Воду из озер и каналов можно пить безбоязненно. Плавать по каналам можно хоть весь день, останавливаясь на отдых где угодно. Вознося благодарности игумену Филиппу и сотням монахов. Кстати, после восемнадцати лет ударного соловецкого служения Филиппа призвал в Москву Иван IV и сделал его митрополитом Московским. Впрочем, Филиппу совсем не понравилась царская затея с опричниками, о чем он высказывался публично, даже после ссылки в Тверь. Иван Грозный обратился к Малюте Скуратову с просьбой «решить вопрос». Малюта просто задушил оппозиционера. Собственными руками.

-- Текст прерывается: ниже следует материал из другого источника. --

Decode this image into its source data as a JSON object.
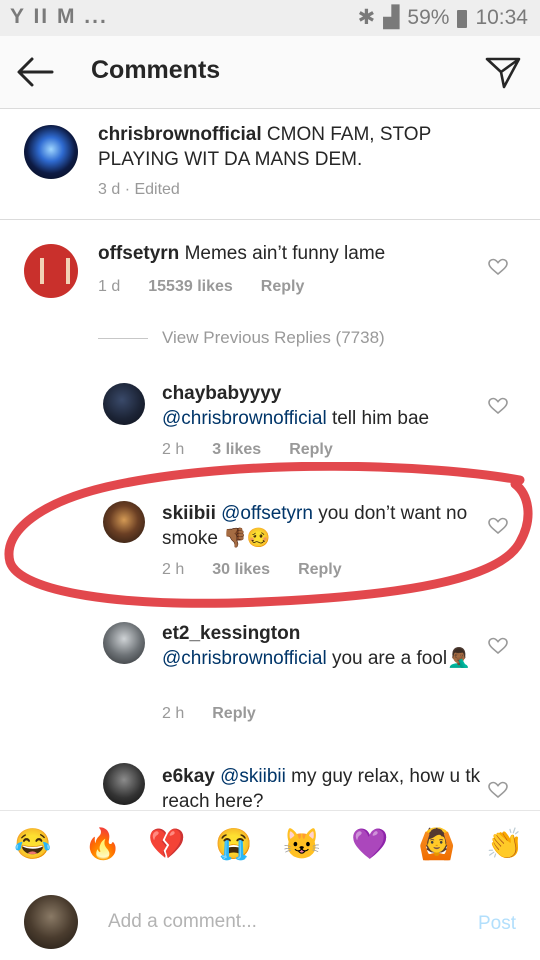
{
  "status": {
    "left_icons": "Y II M ...",
    "battery": "59%",
    "time": "10:34"
  },
  "header": {
    "title": "Comments"
  },
  "caption": {
    "username": "chrisbrownofficial",
    "text": "CMON FAM, STOP PLAYING WIT DA MANS DEM.",
    "meta": "3 d · Edited"
  },
  "comments": [
    {
      "username": "offsetyrn",
      "text": "Memes ain’t funny lame",
      "time": "1 d",
      "likes": "15539 likes",
      "reply": "Reply"
    }
  ],
  "view_previous": "View Previous Replies (7738)",
  "replies": [
    {
      "username": "chaybabyyyy",
      "mention": "@chrisbrownofficial",
      "text": "tell him bae",
      "time": "2 h",
      "likes": "3 likes",
      "reply": "Reply"
    },
    {
      "username": "skiibii",
      "mention": "@offsetyrn",
      "text": "you don’t want no smoke 👎🏾🥴",
      "time": "2 h",
      "likes": "30 likes",
      "reply": "Reply"
    },
    {
      "username": "et2_kessington",
      "mention": "@chrisbrownofficial",
      "text": "you are a fool🤦🏾‍♂️",
      "time": "2 h",
      "reply": "Reply"
    },
    {
      "username": "e6kay",
      "mention": "@skiibii",
      "text": "my guy relax, how u tk reach here?"
    }
  ],
  "emoji_bar": [
    "😂",
    "🔥",
    "💔",
    "😭",
    "😺",
    "💜",
    "🙆",
    "👏"
  ],
  "composer": {
    "placeholder": "Add a comment...",
    "post": "Post"
  },
  "colors": {
    "mention": "#003569",
    "post_disabled": "#b2dffc",
    "annotation": "#e0383e"
  }
}
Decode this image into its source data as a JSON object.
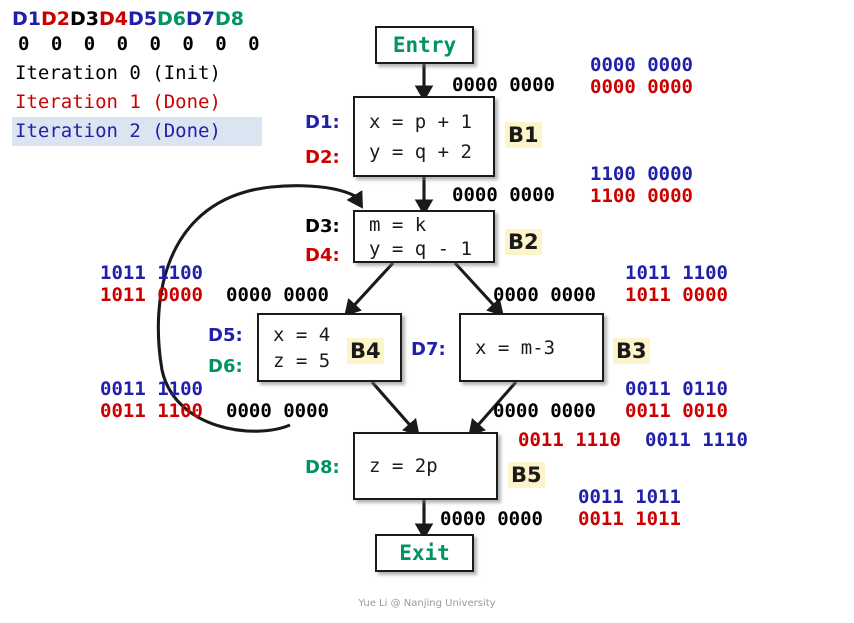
{
  "colors": {
    "blue": "#2020a8",
    "red": "#cc0000",
    "black": "#000000",
    "green": "#009460",
    "badge_bg": "#fdf5c9",
    "highlight_bg": "#dbe5f1",
    "edge": "#1a1a1a"
  },
  "legend": {
    "definition_labels": [
      {
        "text": "D1",
        "color": "#2020a8"
      },
      {
        "text": "D2",
        "color": "#cc0000"
      },
      {
        "text": "D3",
        "color": "#000000"
      },
      {
        "text": "D4",
        "color": "#cc0000"
      },
      {
        "text": "D5",
        "color": "#2020a8"
      },
      {
        "text": "D6",
        "color": "#009460"
      },
      {
        "text": "D7",
        "color": "#2020a8"
      },
      {
        "text": "D8",
        "color": "#009460"
      }
    ],
    "bit_row": "0 0 0 0 0 0 0 0",
    "iterations": [
      {
        "label": "Iteration 0 (Init)",
        "color": "#000000",
        "highlighted": false
      },
      {
        "label": "Iteration 1 (Done)",
        "color": "#cc0000",
        "highlighted": false
      },
      {
        "label": "Iteration 2 (Done)",
        "color": "#2020a8",
        "highlighted": true
      }
    ]
  },
  "nodes": {
    "entry": {
      "label": "Entry"
    },
    "exit": {
      "label": "Exit"
    },
    "b1": {
      "name": "B1",
      "statements": [
        {
          "tag": "D1:",
          "tag_color": "#2020a8",
          "code": "x = p + 1"
        },
        {
          "tag": "D2:",
          "tag_color": "#cc0000",
          "code": "y = q + 2"
        }
      ]
    },
    "b2": {
      "name": "B2",
      "statements": [
        {
          "tag": "D3:",
          "tag_color": "#000000",
          "code": "m = k"
        },
        {
          "tag": "D4:",
          "tag_color": "#cc0000",
          "code": "y = q - 1"
        }
      ]
    },
    "b4": {
      "name": "B4",
      "statements": [
        {
          "tag": "D5:",
          "tag_color": "#2020a8",
          "code": "x = 4"
        },
        {
          "tag": "D6:",
          "tag_color": "#009460",
          "code": "z = 5"
        }
      ]
    },
    "b3": {
      "name": "B3",
      "statements": [
        {
          "tag": "D7:",
          "tag_color": "#2020a8",
          "code": "x = m-3"
        }
      ]
    },
    "b5": {
      "name": "B5",
      "statements": [
        {
          "tag": "D8:",
          "tag_color": "#009460",
          "code": "z = 2p"
        }
      ]
    }
  },
  "facts": {
    "entry_out_black": "0000 0000",
    "entry_out_blue": "0000 0000",
    "entry_out_red": "0000 0000",
    "b1_out_black": "0000 0000",
    "b1_out_blue": "1100 0000",
    "b1_out_red": "1100 0000",
    "b2_left_blue": "1011 1100",
    "b2_left_red": "1011 0000",
    "b2_left_black": "0000 0000",
    "b2_right_black": "0000 0000",
    "b2_right_blue": "1011 1100",
    "b2_right_red": "1011 0000",
    "b4_left_blue": "0011 1100",
    "b4_left_red": "0011 1100",
    "b4_left_black": "0000 0000",
    "b3_out_black": "0000 0000",
    "b3_out_blue": "0011 0110",
    "b3_out_red": "0011 0010",
    "b5_in_red": "0011 1110",
    "b5_in_blue": "0011 1110",
    "b5_out_black": "0000 0000",
    "b5_out_blue": "0011 1011",
    "b5_out_red": "0011 1011"
  },
  "footer": {
    "text": "Yue Li @ Nanjing University"
  }
}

Еще одно удивительное творение монахов — дамба, которая связывает Большой Соловецкий и остров Большая Муксалма. Дело в том, что по инициативе все того же Филиппа на Муксалме создали большой скотный двор. У монахов вообще с провизией было хорошо. Питались они далеко не только знаменитой соловецкой сельдью. И чтобы сцепить два острова в пищевую цепочку, монахи в течение трех лет свозили на берег огромные валуны. И потом за одно лето воздвигли дамбу длиной в полтора километра.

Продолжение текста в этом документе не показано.